After reviewing our previous SwimRuns we have decided to stage a single Summer evening SwimRun on Wednesday 03 July, 2019. SLSC has teamed up with Total Motion Events who will manage the SwimRun entries and help us run the event.
We hope to make our SwimRun a bigger event - entry is open to SLSC members and non-members and you can enter as an individual or as a team.
A summary of the course will be available soon - we are still thinking and planning………….
Mandatory equipment for team and solo competitors; there will be a mandatory equipment check at registration.
Swimming in your trainers can seem like a challenge but it doesn’t take long to get used to it. Shoes that are light weight, buoyant and that drain well are the best for SwimRun. They’ll need to be a good tight fit to stop them coming off when you swim. Wear quick drying synthetic ankle socks to help prevent blisters.
Wetsuits are optional, but recommended if the water is under 15C and you are not acclimatised to cold water. There are now SwimRun specific wetsuits available but if you are new to SwimRun there is no reason why you can’t give it a go in the wetsuit you already own. A regular full swimming wetsuit will certainly do a perfectly good job for you in the swimming stages, it will just take a bit more getting used to when you find yourself out running on dry land. Some people take a pair of scissors to a standard wetsuit cutting just above the knees and the elbows, allowing better freedom of movement when running.
SwimRun rules state that you can use any flotation aids so long as they are no bigger than 100 cm x 60 cm – imagination is your only other limit! Most people just use a pull buoy. If you decide to swim wearing your trainers rather than carry them you might want to consider using a pull buoy. The float, which you hold between your legs instead of kicking, gives you extra buoyancy and allows you to save your legs during the swims. You’ll appreciate this when it is time to run!
Many people use hand paddles for SwimRun.
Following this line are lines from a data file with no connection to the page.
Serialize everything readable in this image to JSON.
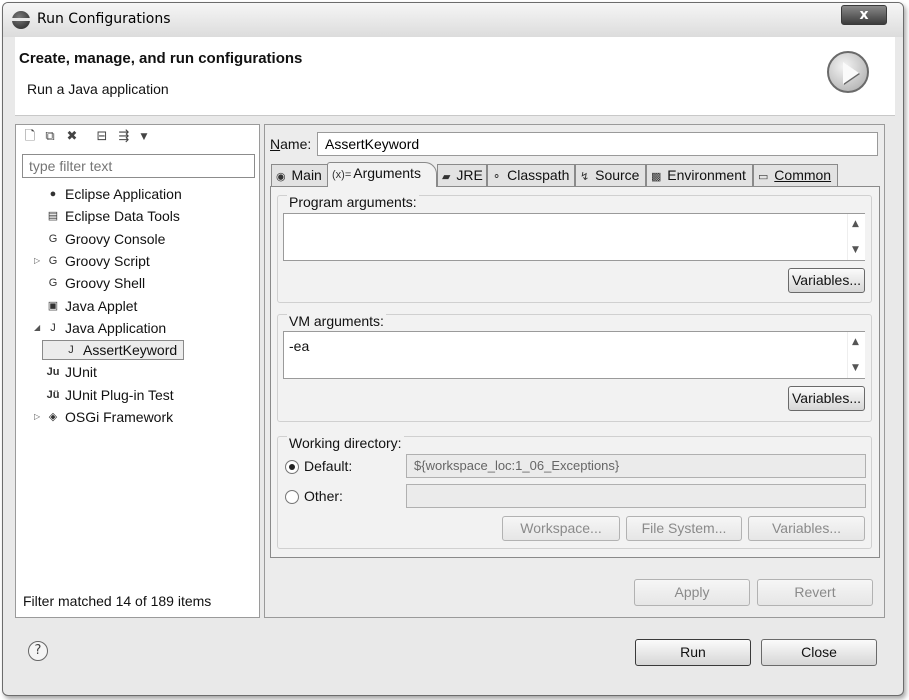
{
  "window": {
    "title": "Run Configurations",
    "close_label": "x"
  },
  "header": {
    "title": "Create, manage, and run configurations",
    "subtitle": "Run a Java application"
  },
  "left": {
    "filter_placeholder": "type filter text",
    "tree": [
      {
        "label": "Eclipse Application",
        "icon": "eclipse-icon",
        "glyph": "●"
      },
      {
        "label": "Eclipse Data Tools",
        "icon": "database-icon",
        "glyph": "▤"
      },
      {
        "label": "Groovy Console",
        "icon": "groovy-icon",
        "glyph": "G"
      },
      {
        "label": "Groovy Script",
        "icon": "groovy-icon",
        "glyph": "G",
        "twisty": "▷"
      },
      {
        "label": "Groovy Shell",
        "icon": "groovy-icon",
        "glyph": "G"
      },
      {
        "label": "Java Applet",
        "icon": "applet-icon",
        "glyph": "▣"
      },
      {
        "label": "Java Application",
        "icon": "java-app-icon",
        "glyph": "J",
        "twisty": "◢"
      },
      {
        "label": "AssertKeyword",
        "icon": "java-app-icon",
        "glyph": "J"
      },
      {
        "label": "JUnit",
        "icon": "junit-icon",
        "glyph": "Ju"
      },
      {
        "label": "JUnit Plug-in Test",
        "icon": "junit-plugin-icon",
        "glyph": "Jü"
      },
      {
        "label": "OSGi Framework",
        "icon": "osgi-icon",
        "glyph": "◈",
        "twisty": "▷"
      }
    ],
    "status": "Filter matched 14 of 189 items"
  },
  "right": {
    "name_label_prefix": "N",
    "name_label_rest": "ame:",
    "name_value": "AssertKeyword",
    "tabs": [
      {
        "label": "Main",
        "glyph": "◉"
      },
      {
        "label": "Arguments",
        "glyph": "(x)="
      },
      {
        "label": "JRE",
        "glyph": "▰"
      },
      {
        "label": "Classpath",
        "glyph": "⚬"
      },
      {
        "label": "Source",
        "glyph": "↯"
      },
      {
        "label": "Environment",
        "glyph": "▩"
      },
      {
        "label": "Common",
        "glyph": "▭"
      }
    ],
    "program_args": {
      "label": "Program arguments:",
      "value": "",
      "variables": "Variables..."
    },
    "vm_args": {
      "label": "VM arguments:",
      "value": "-ea",
      "variables": "Variables..."
    },
    "working_dir": {
      "label": "Working directory:",
      "default_label": "Default:",
      "default_value": "${workspace_loc:1_06_Exceptions}",
      "other_label": "Other:",
      "other_value": "",
      "workspace_btn": "Workspace...",
      "filesystem_btn": "File System...",
      "variables_btn": "Variables..."
    },
    "apply": "Apply",
    "revert": "Revert"
  },
  "footer": {
    "help": "?",
    "run": "Run",
    "close": "Close"
  }
}
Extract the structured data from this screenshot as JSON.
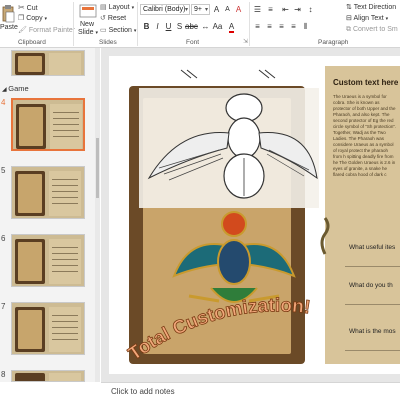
{
  "ribbon": {
    "paste": "Paste",
    "cut": "Cut",
    "copy": "Copy",
    "format_painter": "Format Painter",
    "clipboard_group": "Clipboard",
    "new_slide": "New",
    "new_slide2": "Slide",
    "layout": "Layout",
    "reset": "Reset",
    "section": "Section",
    "slides_group": "Slides",
    "font_name": "Calibri (Body)",
    "font_size": "9+",
    "font_group": "Font",
    "paragraph_group": "Paragraph",
    "text_direction": "Text Direction",
    "align_text": "Align Text",
    "convert_smartart": "Convert to Sm"
  },
  "thumbnails": {
    "section_label": "Game",
    "numbers": [
      "4",
      "5",
      "6",
      "7",
      "8"
    ]
  },
  "slide": {
    "right_title": "Custom text here",
    "right_body": "The Uraeus is a symbol for cobra. She is known as protector of both Upper and the Pharaoh, and also kept. The second protector of Eg the red circle symbol of \"Sh protection\". Together, Wadj as the Two Ladies. The Pharaoh was considere Uraeus as a symbol of royal protect the pharaoh from h spitting deadly fire from he The Golden Uraeus is 2.6 in eyes of granite, a snake he flared cobra hood of dark c",
    "q1": "What useful ites",
    "q2": "What do you th",
    "q3": "What is the mos",
    "banner": "Total Customization!",
    "colors": {
      "accent": "#e8743b",
      "wood": "#6b4a27",
      "parchment": "#d8c49a"
    }
  },
  "notes": {
    "placeholder": "Click to add notes"
  }
}
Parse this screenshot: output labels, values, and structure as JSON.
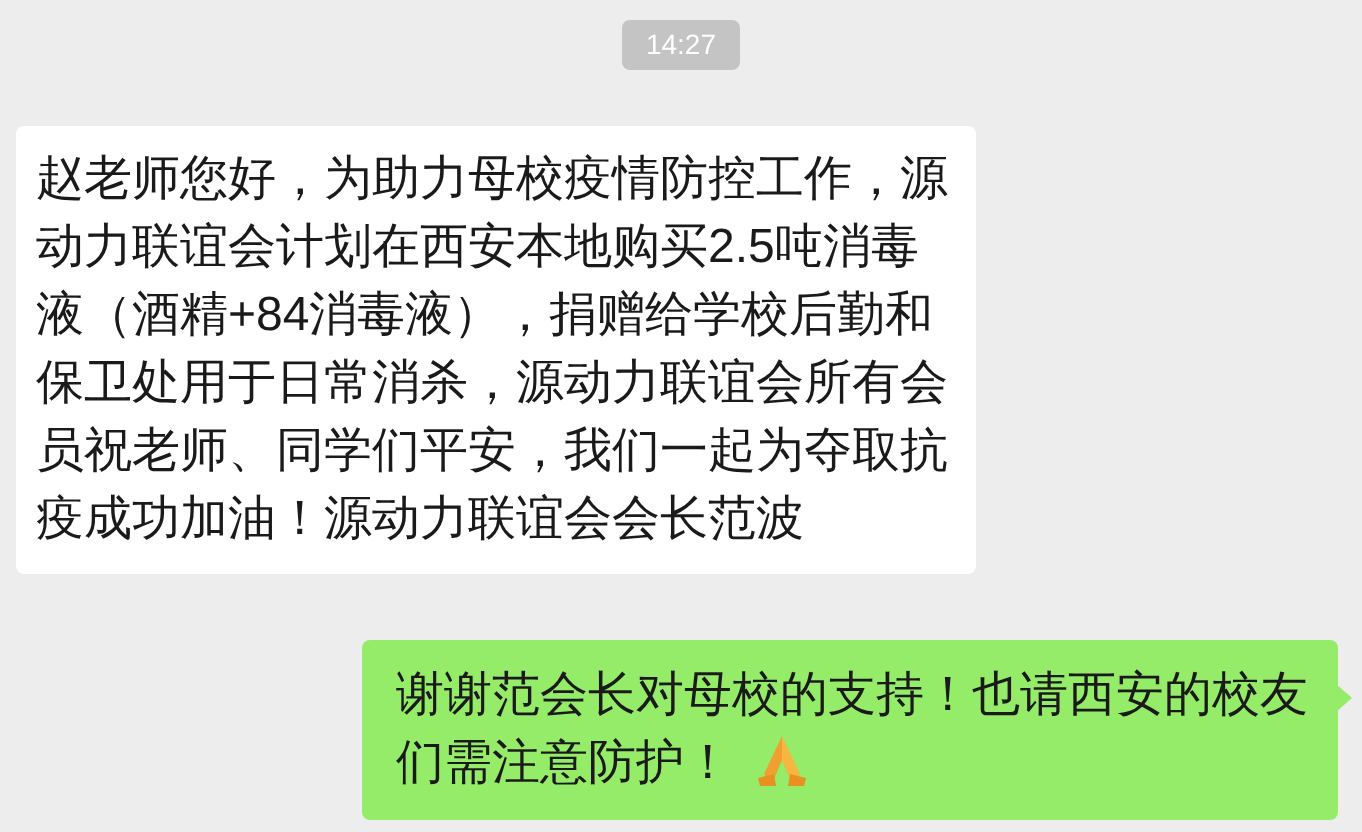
{
  "timestamp": "14:27",
  "messages": [
    {
      "kind": "received",
      "text": "赵老师您好，为助力母校疫情防控工作，源动力联谊会计划在西安本地购买2.5吨消毒液（酒精+84消毒液），捐赠给学校后勤和保卫处用于日常消杀，源动力联谊会所有会员祝老师、同学们平安，我们一起为夺取抗疫成功加油！源动力联谊会会长范波",
      "trailing_emoji": false
    },
    {
      "kind": "sent",
      "text": "谢谢范会长对母校的支持！也请西安的校友们需注意防护！",
      "trailing_emoji": true
    }
  ]
}
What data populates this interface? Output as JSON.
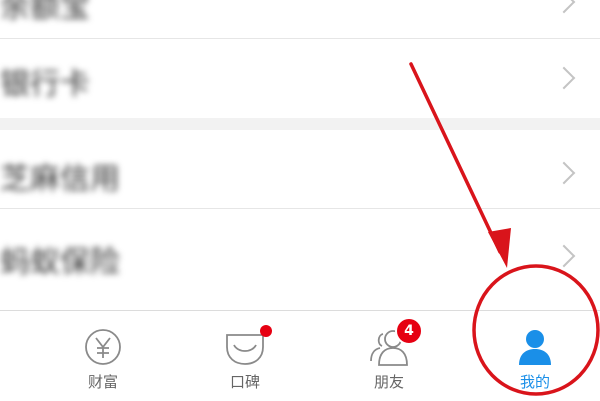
{
  "list": {
    "items": [
      {
        "label": "余额宝",
        "icon": "chevron-right-icon"
      },
      {
        "label": "银行卡",
        "icon": "chevron-right-icon"
      },
      {
        "label": "芝麻信用",
        "icon": "chevron-right-icon"
      },
      {
        "label": "蚂蚁保险",
        "icon": "chevron-right-icon"
      }
    ]
  },
  "tabbar": {
    "tabs": [
      {
        "label": "财富",
        "icon": "yen-circle-icon"
      },
      {
        "label": "口碑",
        "icon": "koubei-smile-icon",
        "badge": "dot"
      },
      {
        "label": "朋友",
        "icon": "friends-icon",
        "badge_count": "4"
      },
      {
        "label": "我的",
        "icon": "user-icon",
        "active": true
      }
    ]
  },
  "colors": {
    "accent": "#1a8fe8",
    "badge": "#e60012",
    "annotation": "#d9141b"
  }
}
These add some extra power to your stroke. There are loads of different paddles on the market, but you’ll need some that have straps to hold it on your hand or they can easily come off and be lost in open water. You’ll also need to think about how you are going to carry them on your runs.
Team members will be required to complete the full distance and stay within five metres of each other throughout the race. However, they will not be tethered as in open water races, so will not be using towlines, but will remain close through the race to help and support each other.
You may enter solo or in teams of two. The original concept of SwimRun was always to race in pairs. Teams will be required to swim and run together throughout the event, offering support throughout along with a camaraderie rarely found in other events. SwimRunning with a team mate can be a really fun and sociable experience and supporting each other and sharing in your successes adds a fantastic dimension to the event. You do need to find someone at a similar level to you in both running and swimming, or be prepared to adjust your speed accordingly. Training together is really important so it helps if you live close by!